En nuestras interminables horas de navegación, aprovechando yo las que él dedicaba a conversar, hablamos largamente de Londres, deleitándose al oirme recordar sus monumentos, sus museos, sus parques, sus costumbres, que yo admiré siempre y que estudié allí lo mejor que pude. Le gustaba extraordinariamente escuchar las impresiones de mis viajes por Inglaterra; pero cuando su satisfacción pareció no tener límites, fué cuando le referí mi visita a Stratford on Avon, el pueblecito donde nació Shakespeare, los recuerdos que guardaba de la casa del insigne dramaturgo y la opinión que yo tenía de sus obras. En cambio, cuando le insinué la posibilidad de que el autor de los admirables dramas no fuese Shakespeare, sino lord Bacon, opinión abonada por muy atendibles razones, pareció querer indignarse, porque para él Shakespeare era Shakespeare, y estimé prudente hablar de otra cosa.

Sin embargo, en una ocasión en que me habló de Harvey, como descubridor de la circulación de la sangre, y yo le objeté que el verdadero descubridor era el sabio español Miguel Servet, el cual escribió sobre el particular 70 años antes que Harvey, dándole las razones que tenía para ello, admitió sin dificultad que ello podría ser así. Convino conmigo en que Servet había afirmado y demostrado la pequeña circulación, es decir, la base fundamental del descubrimiento, y Harvey, la total.

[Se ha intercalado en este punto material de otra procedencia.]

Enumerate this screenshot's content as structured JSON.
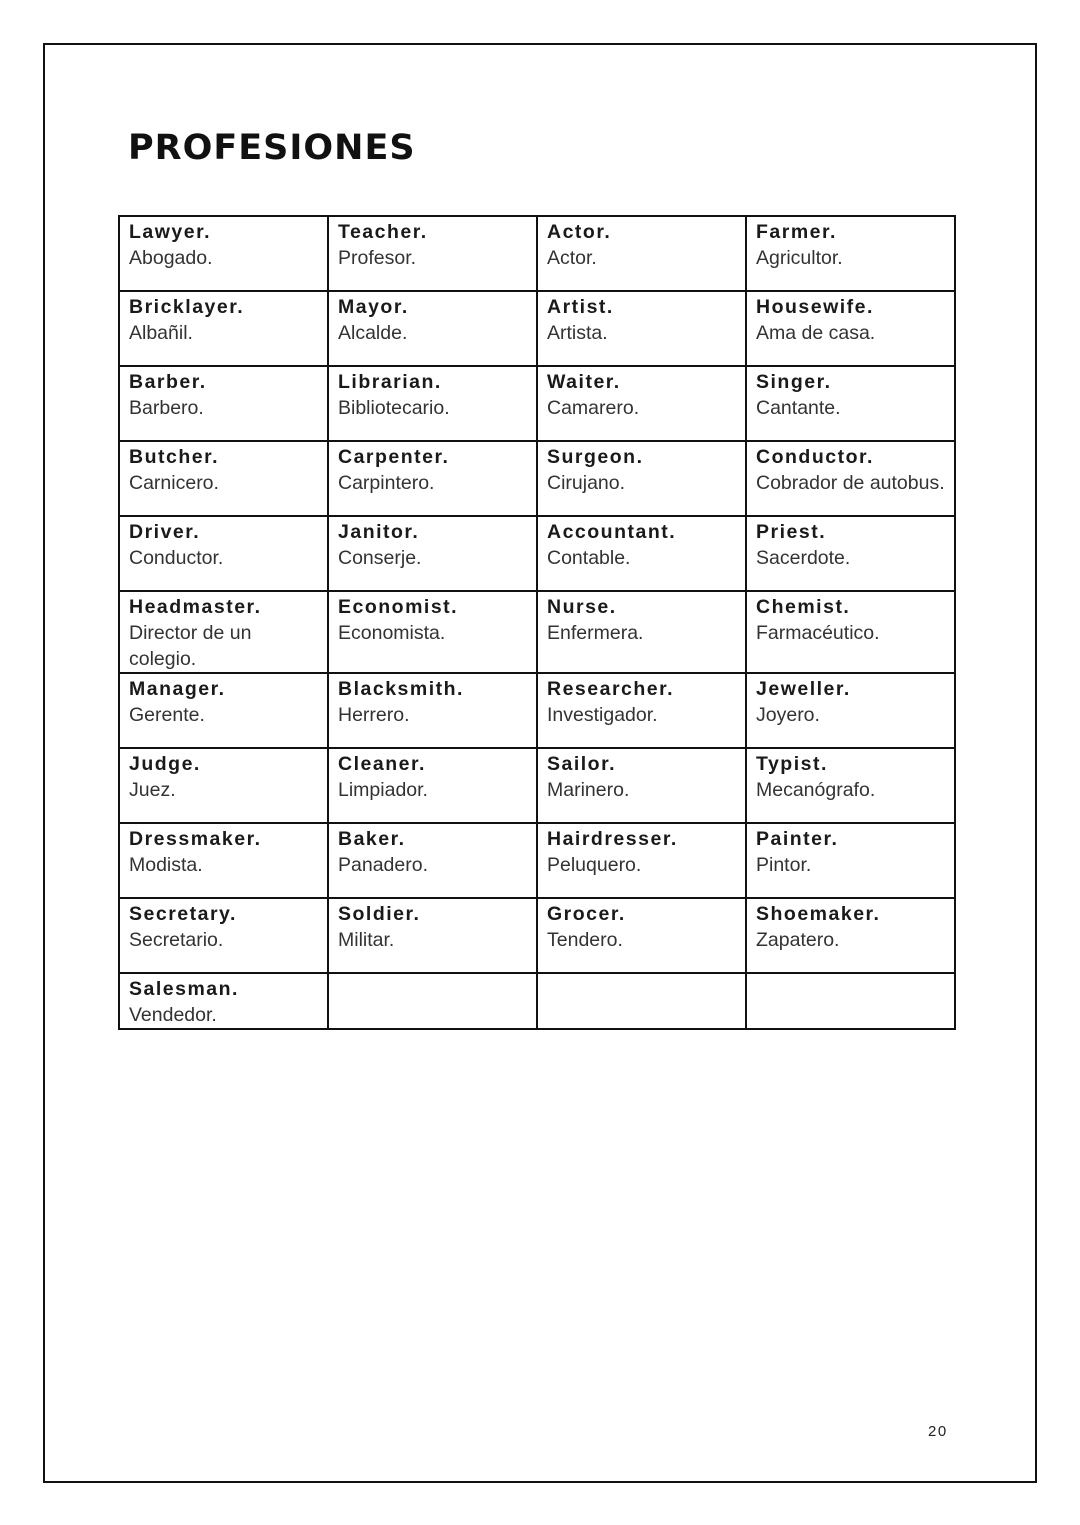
{
  "title": "PROFESIONES",
  "page_number": "20",
  "table": {
    "rows": [
      [
        {
          "en": "Lawyer.",
          "es": "Abogado."
        },
        {
          "en": "Teacher.",
          "es": "Profesor."
        },
        {
          "en": "Actor.",
          "es": "Actor."
        },
        {
          "en": "Farmer.",
          "es": "Agricultor."
        }
      ],
      [
        {
          "en": "Bricklayer.",
          "es": "Albañil."
        },
        {
          "en": "Mayor.",
          "es": "Alcalde."
        },
        {
          "en": "Artist.",
          "es": "Artista."
        },
        {
          "en": "Housewife.",
          "es": "Ama de casa."
        }
      ],
      [
        {
          "en": "Barber.",
          "es": "Barbero."
        },
        {
          "en": "Librarian.",
          "es": "Bibliotecario."
        },
        {
          "en": "Waiter.",
          "es": "Camarero."
        },
        {
          "en": "Singer.",
          "es": "Cantante."
        }
      ],
      [
        {
          "en": "Butcher.",
          "es": "Carnicero."
        },
        {
          "en": "Carpenter.",
          "es": "Carpintero."
        },
        {
          "en": "Surgeon.",
          "es": "Cirujano."
        },
        {
          "en": "Conductor.",
          "es": "Cobrador de autobus."
        }
      ],
      [
        {
          "en": "Driver.",
          "es": "Conductor."
        },
        {
          "en": "Janitor.",
          "es": "Conserje."
        },
        {
          "en": "Accountant.",
          "es": "Contable."
        },
        {
          "en": "Priest.",
          "es": "Sacerdote."
        }
      ],
      [
        {
          "en": "Headmaster.",
          "es": "Director de un colegio."
        },
        {
          "en": "Economist.",
          "es": "Economista."
        },
        {
          "en": "Nurse.",
          "es": "Enfermera."
        },
        {
          "en": "Chemist.",
          "es": "Farmacéutico."
        }
      ],
      [
        {
          "en": "Manager.",
          "es": "Gerente."
        },
        {
          "en": "Blacksmith.",
          "es": "Herrero."
        },
        {
          "en": "Researcher.",
          "es": "Investigador."
        },
        {
          "en": "Jeweller.",
          "es": "Joyero."
        }
      ],
      [
        {
          "en": "Judge.",
          "es": "Juez."
        },
        {
          "en": "Cleaner.",
          "es": "Limpiador."
        },
        {
          "en": "Sailor.",
          "es": "Marinero."
        },
        {
          "en": "Typist.",
          "es": "Mecanógrafo."
        }
      ],
      [
        {
          "en": "Dressmaker.",
          "es": "Modista."
        },
        {
          "en": "Baker.",
          "es": "Panadero."
        },
        {
          "en": "Hairdresser.",
          "es": "Peluquero."
        },
        {
          "en": "Painter.",
          "es": "Pintor."
        }
      ],
      [
        {
          "en": "Secretary.",
          "es": "Secretario."
        },
        {
          "en": "Soldier.",
          "es": "Militar."
        },
        {
          "en": "Grocer.",
          "es": "Tendero."
        },
        {
          "en": "Shoemaker.",
          "es": "Zapatero."
        }
      ],
      [
        {
          "en": "Salesman.",
          "es": "Vendedor."
        },
        {
          "en": "",
          "es": ""
        },
        {
          "en": "",
          "es": ""
        },
        {
          "en": "",
          "es": ""
        }
      ]
    ]
  }
}
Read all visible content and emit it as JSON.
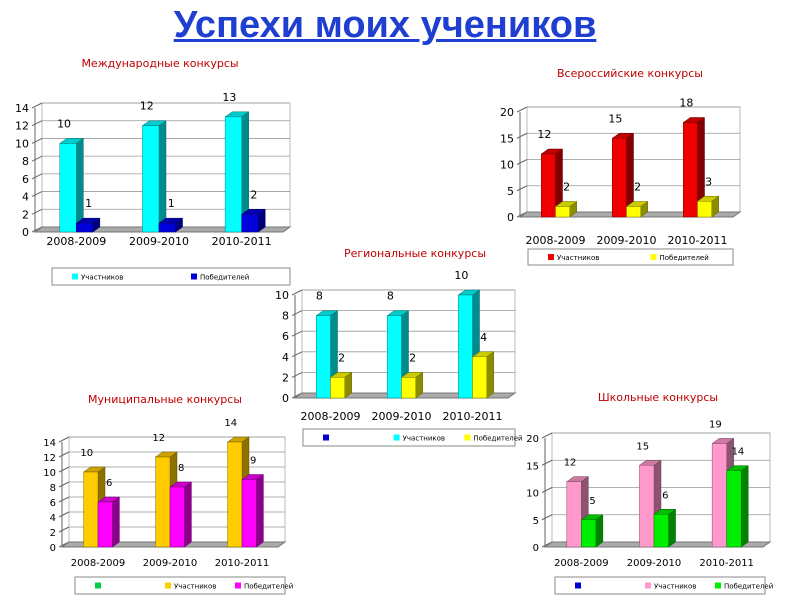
{
  "title": "Успехи моих учеников",
  "chart_data": [
    {
      "type": "bar",
      "title": "Международные конкурсы",
      "categories": [
        "2008-2009",
        "2009-2010",
        "2010-2011"
      ],
      "series": [
        {
          "name": "Участников",
          "values": [
            10,
            12,
            13
          ],
          "color": "#00ffff"
        },
        {
          "name": "Победителей",
          "values": [
            1,
            1,
            2
          ],
          "color": "#0000dd"
        }
      ],
      "ylim": [
        0,
        14
      ],
      "yticks": [
        0,
        2,
        4,
        6,
        8,
        10,
        12,
        14
      ],
      "grid": true,
      "legend": "bottom",
      "legend_extra": []
    },
    {
      "type": "bar",
      "title": "Всероссийские конкурсы",
      "categories": [
        "2008-2009",
        "2009-2010",
        "2010-2011"
      ],
      "series": [
        {
          "name": "Участников",
          "values": [
            12,
            15,
            18
          ],
          "color": "#ee0000"
        },
        {
          "name": "Победителей",
          "values": [
            2,
            2,
            3
          ],
          "color": "#ffff00"
        }
      ],
      "ylim": [
        0,
        20
      ],
      "yticks": [
        0,
        5,
        10,
        15,
        20
      ],
      "grid": true,
      "legend": "bottom",
      "legend_extra": []
    },
    {
      "type": "bar",
      "title": "Региональные конкурсы",
      "categories": [
        "2008-2009",
        "2009-2010",
        "2010-2011"
      ],
      "series": [
        {
          "name": "Участников",
          "values": [
            8,
            8,
            10
          ],
          "color": "#00ffff"
        },
        {
          "name": "Победителей",
          "values": [
            2,
            2,
            4
          ],
          "color": "#ffff00"
        }
      ],
      "ylim": [
        0,
        10
      ],
      "yticks": [
        0,
        2,
        4,
        6,
        8,
        10
      ],
      "grid": true,
      "legend": "bottom",
      "legend_extra": [
        {
          "name": "",
          "color": "#0000cc"
        }
      ]
    },
    {
      "type": "bar",
      "title": "Муниципальные конкурсы",
      "categories": [
        "2008-2009",
        "2009-2010",
        "2010-2011"
      ],
      "series": [
        {
          "name": "Участников",
          "values": [
            10,
            12,
            14
          ],
          "color": "#ffcc00"
        },
        {
          "name": "Победителей",
          "values": [
            6,
            8,
            9
          ],
          "color": "#ff00ff"
        }
      ],
      "ylim": [
        0,
        14
      ],
      "yticks": [
        0,
        2,
        4,
        6,
        8,
        10,
        12,
        14
      ],
      "grid": true,
      "legend": "bottom",
      "legend_extra": [
        {
          "name": "",
          "color": "#00cc44"
        }
      ]
    },
    {
      "type": "bar",
      "title": "Школьные конкурсы",
      "categories": [
        "2008-2009",
        "2009-2010",
        "2010-2011"
      ],
      "series": [
        {
          "name": "Участников",
          "values": [
            12,
            15,
            19
          ],
          "color": "#ff99cc"
        },
        {
          "name": "Победителей",
          "values": [
            5,
            6,
            14
          ],
          "color": "#00ee00"
        }
      ],
      "ylim": [
        0,
        20
      ],
      "yticks": [
        0,
        5,
        10,
        15,
        20
      ],
      "grid": true,
      "legend": "bottom",
      "legend_extra": [
        {
          "name": "",
          "color": "#0000cc"
        }
      ]
    }
  ]
}
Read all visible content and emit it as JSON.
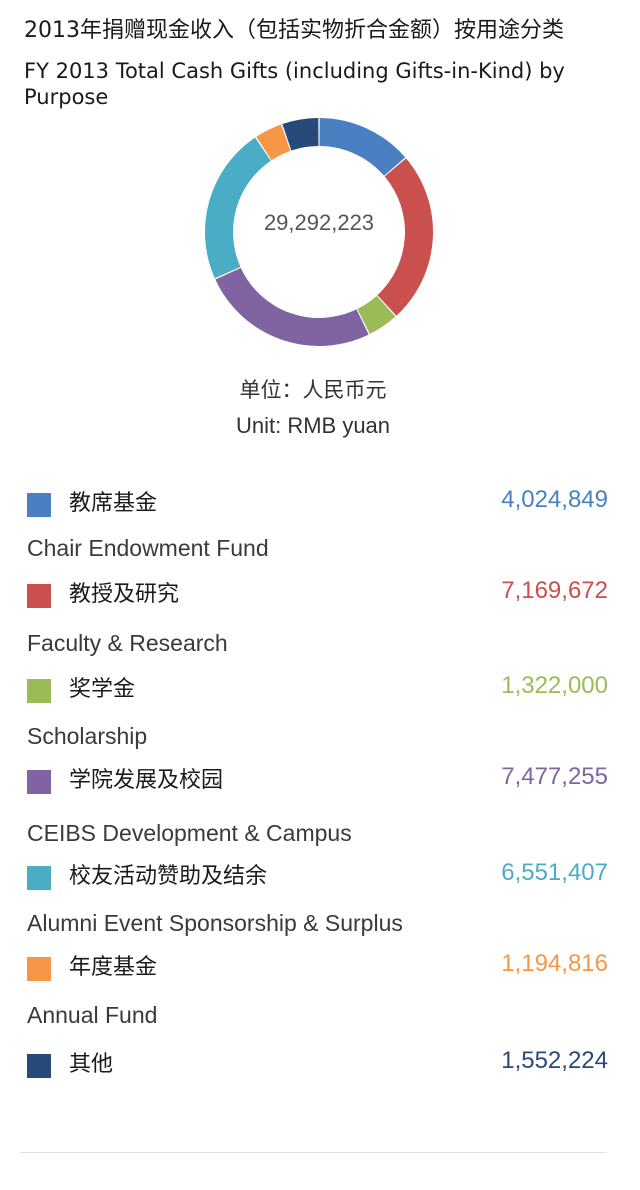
{
  "chart_data": {
    "type": "pie",
    "variant": "donut",
    "title": "2013年捐赠现金收入（包括实物折合金额）按用途分类",
    "subtitle": "FY 2013 Total Cash Gifts (including Gifts-in-Kind) by Purpose",
    "total_label": "29,292,223",
    "unit_zh": "单位：人民币元",
    "unit_en": "Unit: RMB yuan",
    "legend_placement": "bottom",
    "slices": [
      {
        "label_zh": "教席基金",
        "label_en": "Chair Endowment Fund",
        "value": 4024849,
        "value_text": "4,024,849",
        "color": "#4a7fc1"
      },
      {
        "label_zh": "教授及研究",
        "label_en": "Faculty & Research",
        "value": 7169672,
        "value_text": "7,169,672",
        "color": "#c9504c"
      },
      {
        "label_zh": "奖学金",
        "label_en": "Scholarship",
        "value": 1322000,
        "value_text": "1,322,000",
        "color": "#9bbb59"
      },
      {
        "label_zh": "学院发展及校园",
        "label_en": "CEIBS Development & Campus",
        "value": 7477255,
        "value_text": "7,477,255",
        "color": "#8064a2"
      },
      {
        "label_zh": "校友活动赞助及结余",
        "label_en": "Alumni Event Sponsorship & Surplus",
        "value": 6551407,
        "value_text": "6,551,407",
        "color": "#4bacc6"
      },
      {
        "label_zh": "年度基金",
        "label_en": "Annual Fund",
        "value": 1194816,
        "value_text": "1,194,816",
        "color": "#f79646"
      },
      {
        "label_zh": "其他",
        "label_en": "",
        "value": 1552224,
        "value_text": "1,552,224",
        "color": "#284a7a"
      }
    ]
  }
}
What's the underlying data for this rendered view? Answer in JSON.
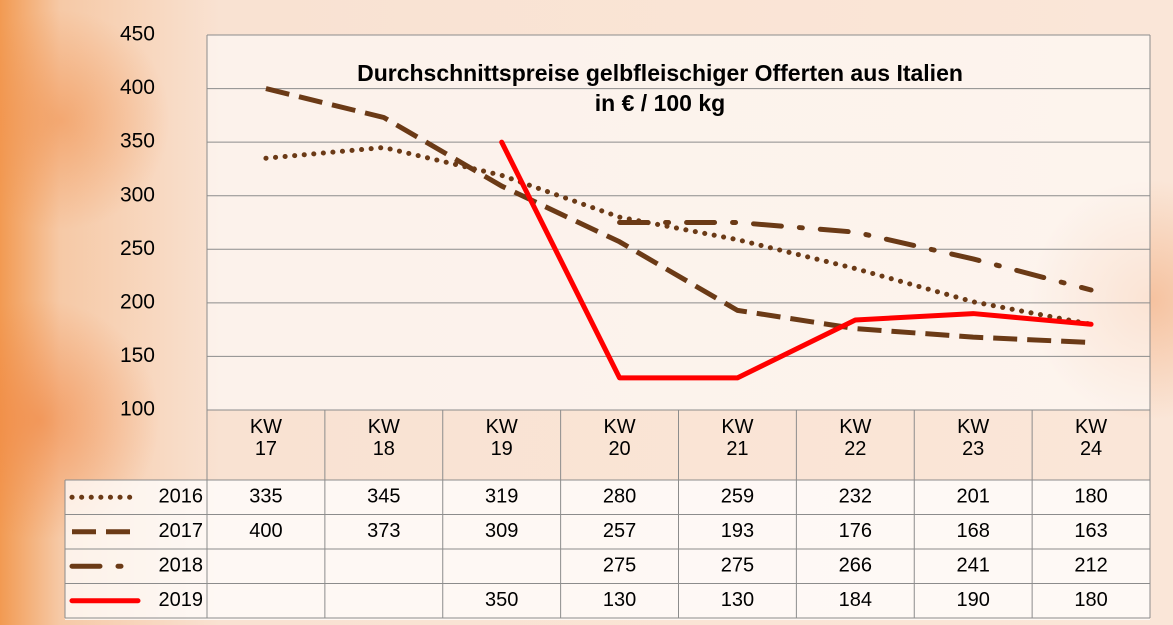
{
  "chart_data": {
    "type": "line",
    "title": "Durchschnittspreise gelbfleischiger Offerten aus Italien",
    "subtitle": "in € / 100 kg",
    "categories": [
      "KW 17",
      "KW 18",
      "KW 19",
      "KW 20",
      "KW 21",
      "KW 22",
      "KW 23",
      "KW 24"
    ],
    "series": [
      {
        "name": "2016",
        "color": "#6b3a16",
        "style": "dotted",
        "values": [
          335,
          345,
          319,
          280,
          259,
          232,
          201,
          180
        ]
      },
      {
        "name": "2017",
        "color": "#6b3a16",
        "style": "dashed",
        "values": [
          400,
          373,
          309,
          257,
          193,
          176,
          168,
          163
        ]
      },
      {
        "name": "2018",
        "color": "#6b3a16",
        "style": "dashdot",
        "values": [
          null,
          null,
          null,
          275,
          275,
          266,
          241,
          212
        ]
      },
      {
        "name": "2019",
        "color": "#ff0000",
        "style": "solid",
        "values": [
          null,
          null,
          350,
          130,
          130,
          184,
          190,
          180
        ]
      }
    ],
    "ylim": [
      100,
      450
    ],
    "yticks": [
      100,
      150,
      200,
      250,
      300,
      350,
      400,
      450
    ],
    "grid": true,
    "data_table": true
  }
}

Hablándome otro día, con cierto calor, de su patria como la cuna de todas las libertades, y diciéndole yo que no era así, porque mucho antes de Juan sin Tierra y de la Carta Magua, ya tenían Aragón, Castilla y otros reinos de España, régimen municipal, y cartas pueblas, y Cortes, y reyes que juraban respetar las leyes y los fueros, pareció mostrarse convencido de ello, sobre todo cuando le mostré libros que probaban aquello mismo que yo sostenía.

En otra ocasión, como dijese él que los ingleses, con lord Wellington, habían vencido a Napoleón en España, y yo le observase que el verdadero vencedor fué el pueblo de mi patria, que se alzó como un solo hombre contra los franceses, habiendo sido los ingleses sus poderosos auxiliares, se apresuró a reconocer que, indudablemente, así era, quedándome la duda de que si lo reconocía, era más bien por no mortificar mi patriotismo.

En muchos otros casos parecidos, aun apegado como era a sus convicciones, casi siempre bien fundadas, acababa por reconocer gentilmente que estaba equivocado; porque, aparte de su exagerado britanismo, era sumamente razonable.

Eso sí no conocía otro idioma que el inglés, algo de latín y un poco de castellano, aprendido mientras residió en Portugalete. Cuando él hablaba de higiene, de medicina, de cosmografía, de física, de ciencias naturales en general, se me aparecía como un consumado maestro. En sociología, no sólo era versadísimo, pues se sabía de memoria los recien tes estudios al respecto de Herbert Spencer, sino que demostraba tener ideas propias cuya exposición resultaba realmente admirable.